= Latoya Greaves =

Jamaican hurdler (born 1986)

Latoya Greaves (born May 31, 1986) is a Jamaican hurdler. At the 2012 Summer Olympics, she was due to compete in the Women's 100 metres hurdles but did not start due to injury.

Greaves achieved much success in regional age category competitions. After a runner-up finish in the 100 metres hurdles at the 2001 CARIFTA Games (youth section), she returned the year after to win a 100/300 m hurdles double at the 2002 CARIFTA Games.

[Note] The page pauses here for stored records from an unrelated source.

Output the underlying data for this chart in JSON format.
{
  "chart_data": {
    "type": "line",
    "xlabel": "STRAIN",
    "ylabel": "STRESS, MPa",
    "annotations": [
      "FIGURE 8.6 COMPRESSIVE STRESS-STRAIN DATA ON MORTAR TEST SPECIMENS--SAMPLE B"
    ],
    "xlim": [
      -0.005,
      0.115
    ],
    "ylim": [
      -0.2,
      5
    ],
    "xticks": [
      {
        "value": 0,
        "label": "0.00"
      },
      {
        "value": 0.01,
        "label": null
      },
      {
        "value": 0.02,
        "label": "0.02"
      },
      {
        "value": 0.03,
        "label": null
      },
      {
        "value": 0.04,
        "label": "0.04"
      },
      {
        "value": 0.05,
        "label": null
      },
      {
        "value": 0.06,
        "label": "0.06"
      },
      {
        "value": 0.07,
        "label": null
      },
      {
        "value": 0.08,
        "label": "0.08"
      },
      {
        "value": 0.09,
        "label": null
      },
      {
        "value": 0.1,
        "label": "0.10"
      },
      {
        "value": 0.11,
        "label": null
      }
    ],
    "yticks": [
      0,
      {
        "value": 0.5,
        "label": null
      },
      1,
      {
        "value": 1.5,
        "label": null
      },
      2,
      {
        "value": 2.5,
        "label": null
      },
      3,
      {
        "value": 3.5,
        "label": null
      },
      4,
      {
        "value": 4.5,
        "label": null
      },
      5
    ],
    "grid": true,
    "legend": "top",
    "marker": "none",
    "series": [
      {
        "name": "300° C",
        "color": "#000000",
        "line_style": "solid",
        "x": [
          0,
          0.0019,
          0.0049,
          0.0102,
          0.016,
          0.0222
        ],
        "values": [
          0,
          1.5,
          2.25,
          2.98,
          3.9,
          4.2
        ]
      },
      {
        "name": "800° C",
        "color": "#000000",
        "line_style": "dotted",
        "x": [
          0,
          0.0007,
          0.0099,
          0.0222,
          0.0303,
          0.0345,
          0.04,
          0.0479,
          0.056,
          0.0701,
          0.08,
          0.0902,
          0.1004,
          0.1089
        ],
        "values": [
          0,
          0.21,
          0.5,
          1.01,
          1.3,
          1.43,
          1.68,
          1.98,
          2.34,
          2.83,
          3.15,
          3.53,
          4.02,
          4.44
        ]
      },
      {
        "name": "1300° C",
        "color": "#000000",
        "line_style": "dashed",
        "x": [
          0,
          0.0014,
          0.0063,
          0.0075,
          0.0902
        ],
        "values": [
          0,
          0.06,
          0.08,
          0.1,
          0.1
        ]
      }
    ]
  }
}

After moving into the junior (under 20) category, she won two straight 100 m hurdles titles at the 2004 CARIFTA Games and 2005 CARIFTA Games.

She was a double relay medallist in the youth section at the 2002 Central American and Caribbean Junior Championships in Athletics, including a championship record in the 4 × 100 m relay alongside Shelly-Ann Fraser, Anneisha McLaughlin and Diane Dietrich. She further established herself individually with a gold medal in the hurdles at the 2005 Pan American Junior Athletics Championships. Her last international age category medal came at the 2008 NACAC Under-23 Championships in Athletics, where she was behind Americans Tiffany Ofili and Kristi Castlin.
She competed collegiately for the University of Oklahoma.